Borç çevrimi için uluslar arası pazarlık
Yunan solunun, bu gücüne karşı uluslararası dayatmalara ve meclis aritmetiğine yenik düşmesi, bütçede 2016’ya kadar 18,5 milyar Avro’luk bir kesinti yapılmasının parlamento tarafından karara bağlanmasında kendisini tekrar açık etti. Ülkenin borç çevrimi ise birçok aktörün içinde yer aldığı uluslararası pazarlıklara ve Yunanistan’daki siyasal atmosfere bağlı olarak med cezir halinde. Avro Bölgesi Maliye Bakanları ve IMF (Uluslararası Para Fonu) toplantısı ile Kasım ayı sonunda Yunanistan’ın borç yükü yaklaşık olarak 40 milyar Avro azaltıldı. Aynı zamanda borcun vadesinin uzatılması ve borç sınırları konusunda hedeflerin gözden geçirilmesi (2020’de kamu borcunun GSYİH’ye oranının % 124 olması öngörülüyor) karara bağlandı. Kurtarma fonlarının bir diliminin daha serbest bırakılmasını takiben Yunanistan özel yatırımcılardan aldığı borçları ödeyeceğini, başka bir ifadeyle kamu borç kağıtlarını satın alma operasyonuna başlayacağını Kasım ayı sonunda duyurdu. Bu karar kredi derecelendirme kuruluşları tarafından seçici temerrüt (SD - selective default) olarak değerlendirildi ve Yunanistan’ın CCC olan notu Standard and Poor’s (SP) tarafından 5 Aralık’ta SD  seviyesine düşürüldü. Yunanistan hükümeti ise bugüne kadarki kurtarma paketlerinde öngörülen kredi diliminin geri kalan kısımlarını alabilmek için aynı zamanda bir koşul olarak öne sürülen geri satın alma operasyonu sayesinde finansal aktörlerden piyasa fiyatının üçte birine topladığı kağıtlarla yaklaşık olarak 20 milyar Avro’luk bir borçtan kurtulmuş oldu. Bu operasyonu takiben SP Yunanistan’ın kredi notunu B- seviyesine çekerek temerrütün geride kaldığını tescil etti ve Yunanistan’ın borçlarını ödeme kararlılığına ve Avro bölgesinden gelen desteğe atıfta bulundu.

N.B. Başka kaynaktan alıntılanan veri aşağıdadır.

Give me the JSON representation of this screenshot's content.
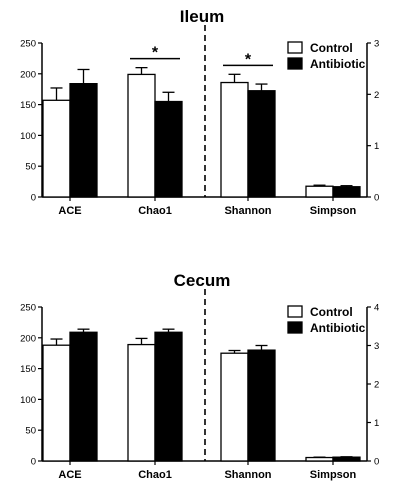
{
  "chart_data": [
    {
      "type": "bar",
      "title": "Ileum",
      "categories": [
        "ACE",
        "Chao1",
        "Shannon",
        "Simpson"
      ],
      "series": [
        {
          "name": "Control",
          "values": [
            157,
            199,
            2.23,
            0.21
          ],
          "errors": [
            20,
            11,
            0.16,
            0.02
          ]
        },
        {
          "name": "Antibiotic",
          "values": [
            184,
            155,
            2.07,
            0.2
          ],
          "errors": [
            23,
            15,
            0.13,
            0.02
          ]
        }
      ],
      "left_axis": {
        "ylim": [
          0,
          250
        ],
        "ticks": [
          "0",
          "50",
          "100",
          "150",
          "200",
          "250"
        ],
        "applies_to": [
          "ACE",
          "Chao1"
        ]
      },
      "right_axis": {
        "ylim": [
          0,
          3
        ],
        "ticks": [
          "0",
          "1",
          "2",
          "3"
        ],
        "applies_to": [
          "Shannon",
          "Simpson"
        ]
      },
      "significance": [
        {
          "category": "Chao1",
          "label": "*"
        },
        {
          "category": "Shannon",
          "label": "*"
        }
      ],
      "legend_position": "top-right"
    },
    {
      "type": "bar",
      "title": "Cecum",
      "categories": [
        "ACE",
        "Chao1",
        "Shannon",
        "Simpson"
      ],
      "series": [
        {
          "name": "Control",
          "values": [
            188,
            189,
            2.8,
            0.09
          ],
          "errors": [
            10,
            10,
            0.07,
            0.01
          ]
        },
        {
          "name": "Antibiotic",
          "values": [
            209,
            209,
            2.88,
            0.1
          ],
          "errors": [
            5,
            5,
            0.12,
            0.01
          ]
        }
      ],
      "left_axis": {
        "ylim": [
          0,
          250
        ],
        "ticks": [
          "0",
          "50",
          "100",
          "150",
          "200",
          "250"
        ],
        "applies_to": [
          "ACE",
          "Chao1"
        ]
      },
      "right_axis": {
        "ylim": [
          0,
          4
        ],
        "ticks": [
          "0",
          "1",
          "2",
          "3",
          "4"
        ],
        "applies_to": [
          "Shannon",
          "Simpson"
        ]
      },
      "significance": [],
      "legend_position": "top-right"
    }
  ],
  "colors": {
    "control_fill": "#ffffff",
    "antibiotic_fill": "#000000",
    "stroke": "#000000"
  }
}
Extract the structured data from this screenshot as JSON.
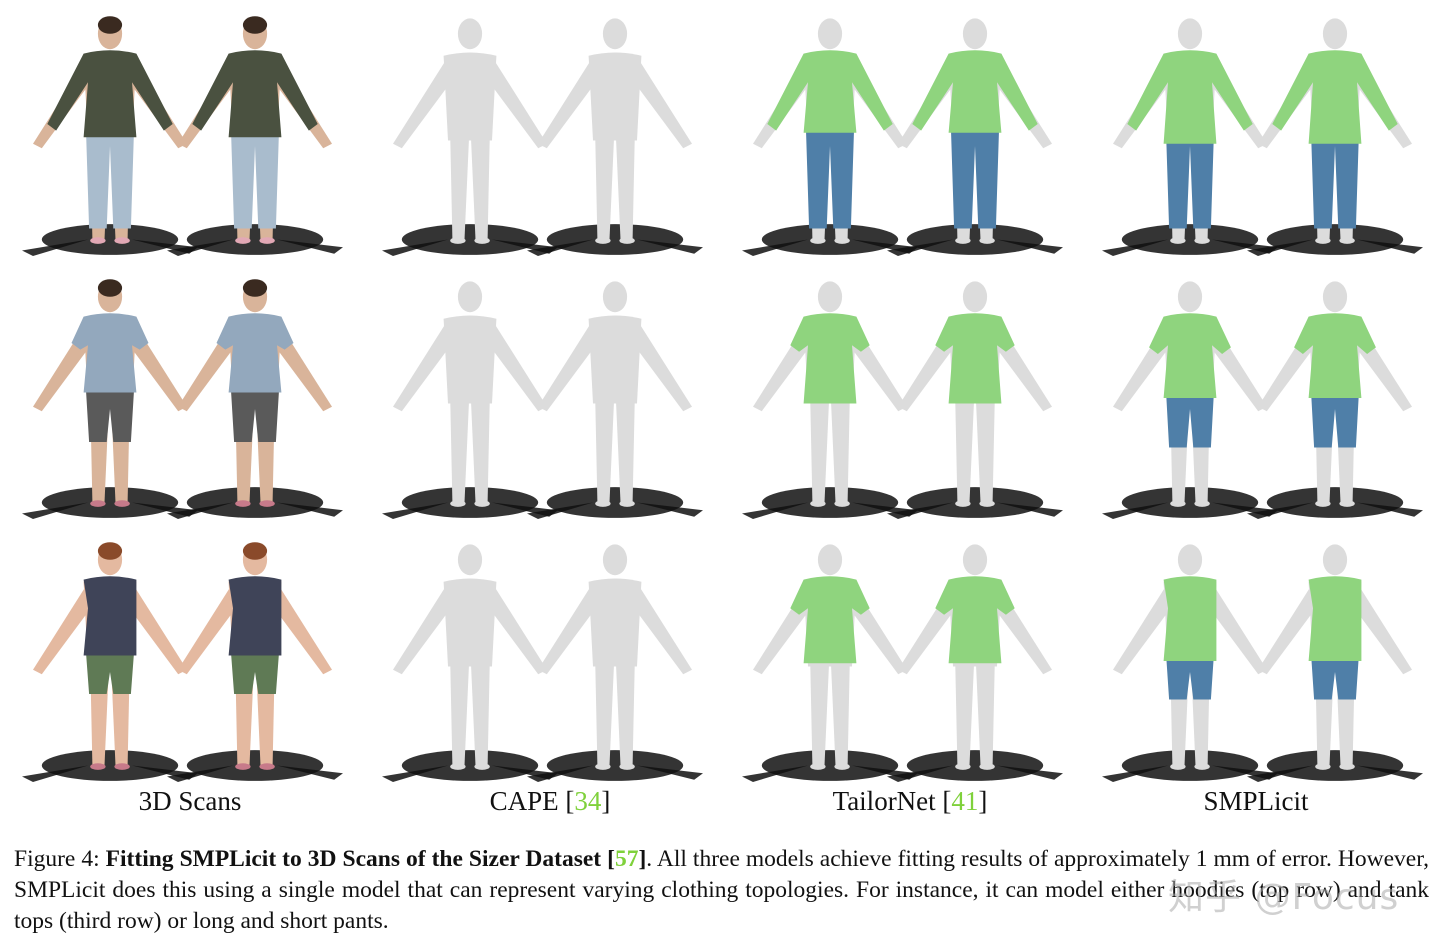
{
  "columns": [
    {
      "name": "3D Scans",
      "cite": ""
    },
    {
      "name": "CAPE [",
      "cite": "34",
      "close": "]"
    },
    {
      "name": "TailorNet [",
      "cite": "41",
      "close": "]"
    },
    {
      "name": "SMPLicit",
      "cite": ""
    }
  ],
  "rows": [
    "hoodie",
    "t-shirt",
    "tank-top"
  ],
  "caption": {
    "prefix": "Figure 4: ",
    "bold": "Fitting SMPLicit to 3D Scans of the Sizer Dataset [",
    "cite": "57",
    "bold_close": "]",
    "text": ". All three models achieve fitting results of approximately 1 mm of error. However, SMPLicit does this using a single model that can represent varying clothing topologies. For instance, it can model either hoodies (top row) and tank tops (third row) or long and short pants."
  },
  "watermark": "知乎 @Focus",
  "colors": {
    "scan_hoodie": "#4a5140",
    "scan_tshirt": "#93a8bd",
    "scan_tank": "#3f4458",
    "scan_shorts_dark": "#5a5a5a",
    "scan_shorts_green": "#5f7a55",
    "scan_jeans": "#a9bccd",
    "body_gray": "#dcdcdc",
    "garment_green": "#8fd47e",
    "garment_blue": "#4f7fa8",
    "shadow": "#111111",
    "citation_green": "#7fd13b"
  }
}
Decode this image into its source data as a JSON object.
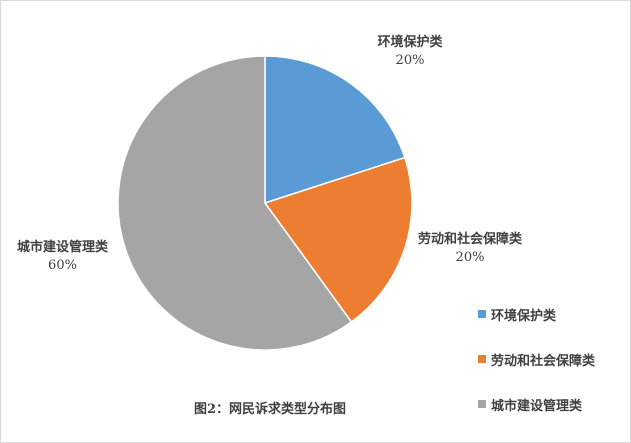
{
  "chart_data": {
    "type": "pie",
    "title": "图2：网民诉求类型分布图",
    "categories": [
      "环境保护类",
      "劳动和社会保障类",
      "城市建设管理类"
    ],
    "values": [
      20,
      20,
      60
    ],
    "value_labels": [
      "20%",
      "20%",
      "60%"
    ],
    "colors": [
      "#5b9bd5",
      "#ed7d31",
      "#a5a5a5"
    ]
  }
}
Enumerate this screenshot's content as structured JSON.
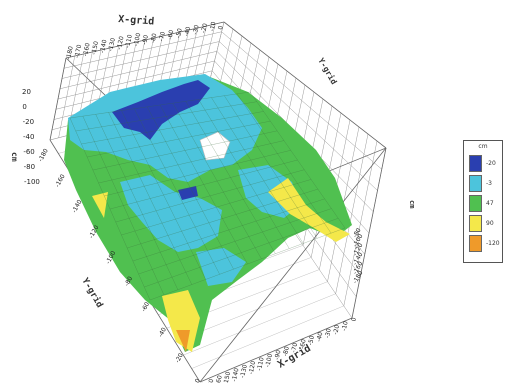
{
  "chart_data": {
    "type": "surface",
    "title": "",
    "x_axis": {
      "label": "X-grid",
      "ticks": [
        "-180",
        "-170",
        "-160",
        "-150",
        "-140",
        "-130",
        "-120",
        "-110",
        "-100",
        "-90",
        "-80",
        "-70",
        "-60",
        "-50",
        "-40",
        "-30",
        "-20",
        "-10",
        "0"
      ]
    },
    "y_axis": {
      "label": "Y-grid",
      "ticks": [
        "-180",
        "-160",
        "-140",
        "-120",
        "-100",
        "-80",
        "-60",
        "-40",
        "-20",
        "0"
      ]
    },
    "z_axis": {
      "label": "cm",
      "ticks": [
        "20",
        "0",
        "-20",
        "-40",
        "-60",
        "-80",
        "-100"
      ]
    },
    "right_axis": {
      "label": "cm",
      "ticks": [
        "-80",
        "-100",
        "-120",
        "-140",
        "-160",
        "-180"
      ]
    },
    "legend": {
      "title": "cm",
      "placement": "right",
      "items": [
        {
          "label": "-20",
          "color": "#2a3fb0"
        },
        {
          "label": "-3",
          "color": "#4cc4dc"
        },
        {
          "label": "47",
          "color": "#50c050"
        },
        {
          "label": "90",
          "color": "#f4e84a"
        },
        {
          "label": "-120",
          "color": "#ef9a2a"
        }
      ]
    },
    "grid": true
  }
}
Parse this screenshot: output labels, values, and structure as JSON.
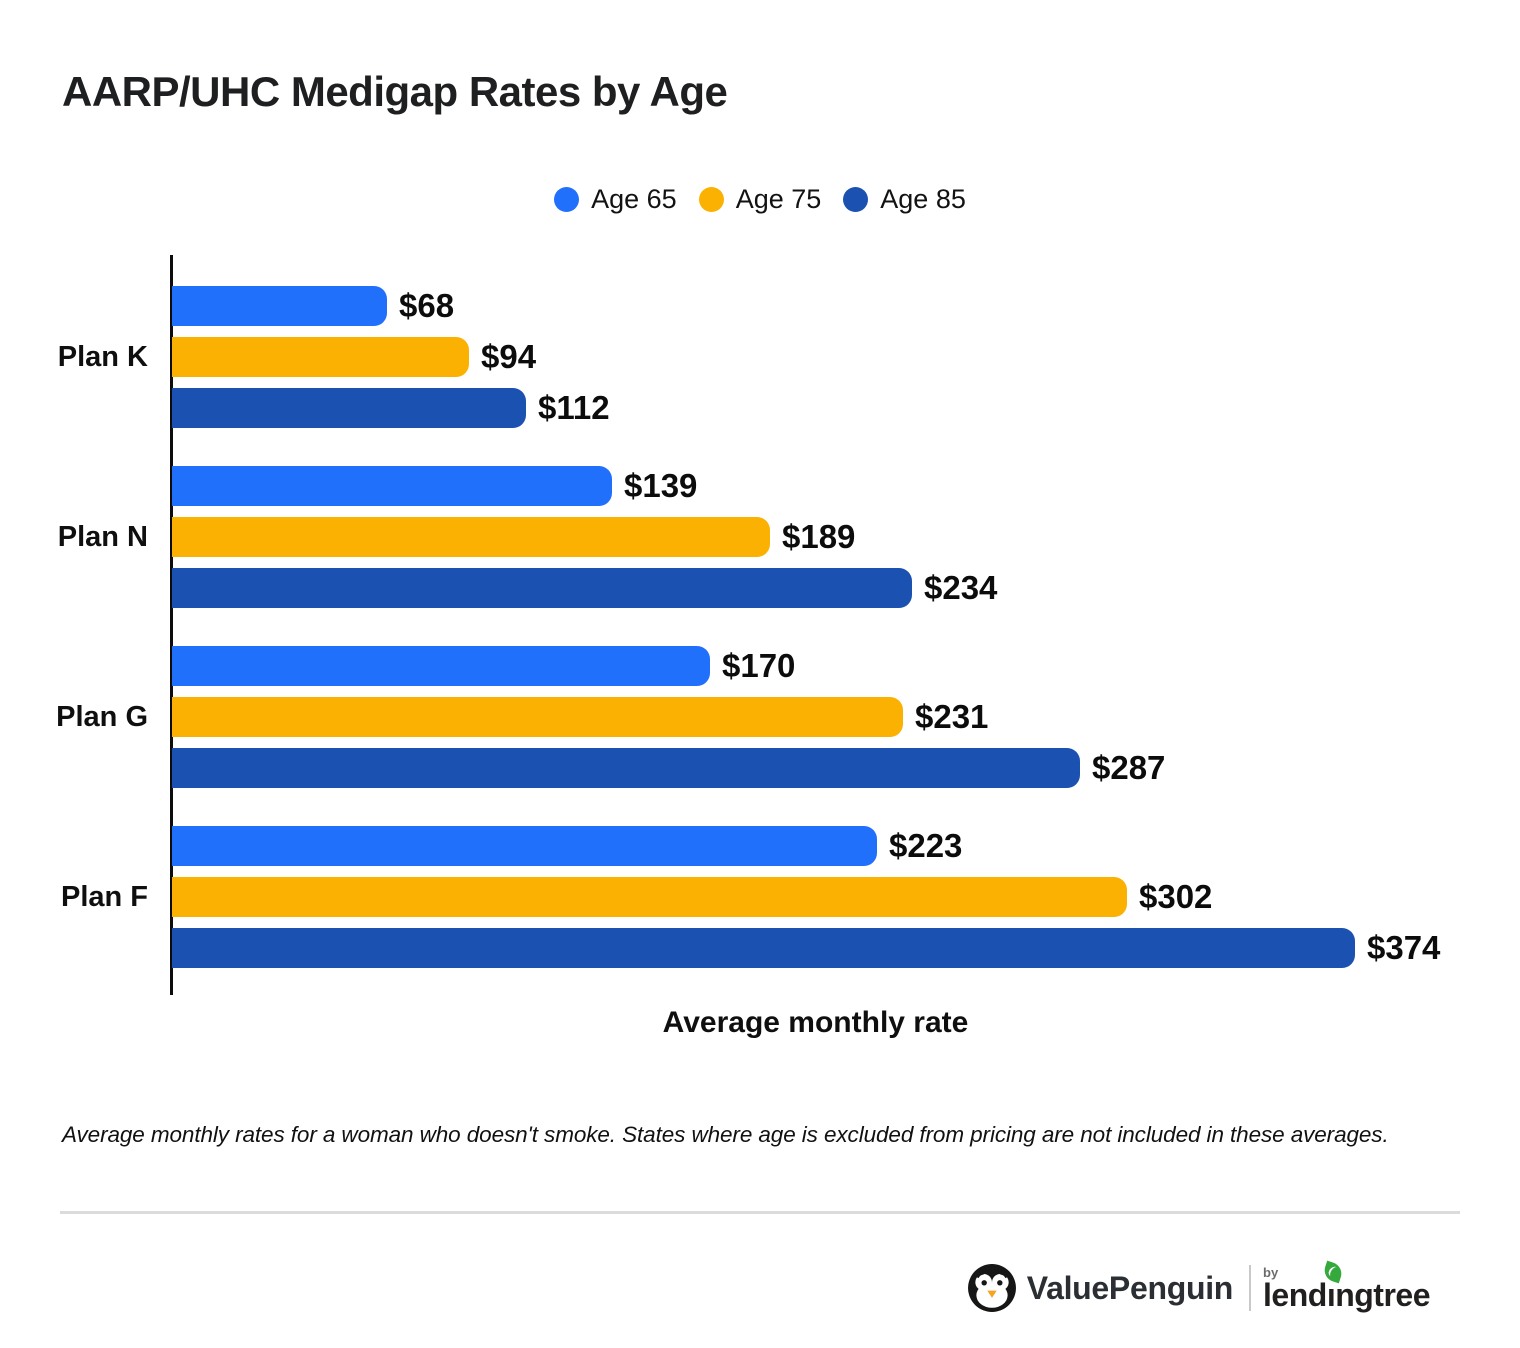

Borçlar yeni borçla ödeniyor
Yunanistan’da gerçekleşen, Avro bölgesindeki devletlerden gelen yardım ve borçlarla bankalara olan borcun bir kısmının kapatılmasından ibaret. Ellerinde Yunan tahvili bulunan yatırımcıların görünürdeki zararı Yunanistan’ın borcunun ödenemez boyutlarda olmasından kaynaklanıyor. Bu süreci, takip eden kredi dilimlerinin serbest kalmasıyla rabıtalandıran Avrupa Merkez Bankası ve Avro bölgesi devletleri ise her şeye rağmen Yunanistan’ın borçlarını ödemesini ve mali disipline sadık kalınmasını istiyorlar.

* Bu yazı Sosyalist Yeniden Kuruluş İçin Siyaset Gazetesinin 1. sayısında yayımlanmıştır.